What an incredible treat reading a continuous (non-"re-booted") story coming out in intervals!

Instead of a long gushing review I'll sum it up this way: *If we were allowed a 6th star for every 100 books we rated this would get one* *To be more specifically congratulatory- it would get a 6th for every 10 I gave 5 stars* Stories spread from: 1980: 01-10 1987: 11-53 1990-1991: 54-107 2006: 108-125

The incomparable Carol Lay strikes again

Carol Lay's Good Girl Comics of the 1980s followed a plate-lipped, scarified, white heiress on her quest for love and acceptance in a world that values only outward beauty. This volume contains all six volumes of the Good Girls series, plus a new story that brings us up to date. In Irene's universe, oddities such as a two headed man, a three-breasted woman, or a neck-ring sporting woman from Burma, are commonplace. But you haven't lived until you've seen the dream sequence. Carol Lay is a consummate draftsman, able to draw beautifully in a number of styles. Here, she artfully apes the Romance comic style of the 50s and 60s. The plot, too, harkens back to those comics, at least in terms of its hyper-emotional style. But Lay is also a brilliant, insanely imaginative storyteller, and she is in fine form throughout. The book makes for a wild ride, by turns hilarious, goofy, and occasionally even touching. There is an underlying core of humanity in Irene that makes her more than just a freak. We can all identify with her, as strange as that seems. It may be worth buying this book just for the painting on the front cover, a wonderfully rendered takeoff on John Singer Sargent's "Madame X". There is also a funny introduction by Mark Mothersbaugh (of Devo), who has apparently had a crush on Irene ever since he first saw her. Most of all, Goodnight, Irene is just plain fun.

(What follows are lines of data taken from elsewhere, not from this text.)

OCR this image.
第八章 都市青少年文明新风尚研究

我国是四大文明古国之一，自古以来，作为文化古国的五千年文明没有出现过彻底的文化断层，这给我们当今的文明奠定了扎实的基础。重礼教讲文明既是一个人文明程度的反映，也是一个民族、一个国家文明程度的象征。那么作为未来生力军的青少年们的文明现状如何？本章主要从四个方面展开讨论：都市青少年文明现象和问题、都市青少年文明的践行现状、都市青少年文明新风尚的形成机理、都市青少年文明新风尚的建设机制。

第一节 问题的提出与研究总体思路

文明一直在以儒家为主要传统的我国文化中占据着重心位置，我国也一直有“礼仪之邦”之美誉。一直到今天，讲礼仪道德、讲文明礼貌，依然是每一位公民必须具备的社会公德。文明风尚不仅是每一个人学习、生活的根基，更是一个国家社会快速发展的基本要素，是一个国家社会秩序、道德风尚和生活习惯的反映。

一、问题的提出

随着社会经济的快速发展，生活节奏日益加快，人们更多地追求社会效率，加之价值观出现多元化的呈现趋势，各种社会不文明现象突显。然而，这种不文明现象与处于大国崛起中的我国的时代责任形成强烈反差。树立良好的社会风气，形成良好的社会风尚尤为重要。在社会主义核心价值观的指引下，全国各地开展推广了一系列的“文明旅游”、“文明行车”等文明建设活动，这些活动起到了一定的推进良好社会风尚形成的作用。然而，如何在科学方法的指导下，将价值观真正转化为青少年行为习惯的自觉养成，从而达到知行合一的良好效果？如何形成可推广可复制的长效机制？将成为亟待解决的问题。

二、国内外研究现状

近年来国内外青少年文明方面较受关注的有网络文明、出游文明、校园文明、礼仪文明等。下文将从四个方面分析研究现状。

Smart Send-Up of Romance Comics

You might recognize Carol Lay from her strip WayLay in alternative weeklies, but this longer story is even better. The first Irene stories appeared in her comic Good Girls in the 1980s, but she wrote the last installment for this volume. You can see her art and storytelling style change a lot over the course of the book, but somehow that makes it even more charming. The premise, that of a white woman with an African-style lip disk looking for love among men who consider her a freak, is intentionally silly, but as a modern fable, it's sweet and funny. As a parody of 1950s romance comics and an incisive criticism of superficial ideals of beauty, the Irene stories far exceed anything else in the indie comics scene recently. There aren't enough comics out there that appeal to an adult female audience, I only wish there were more like this.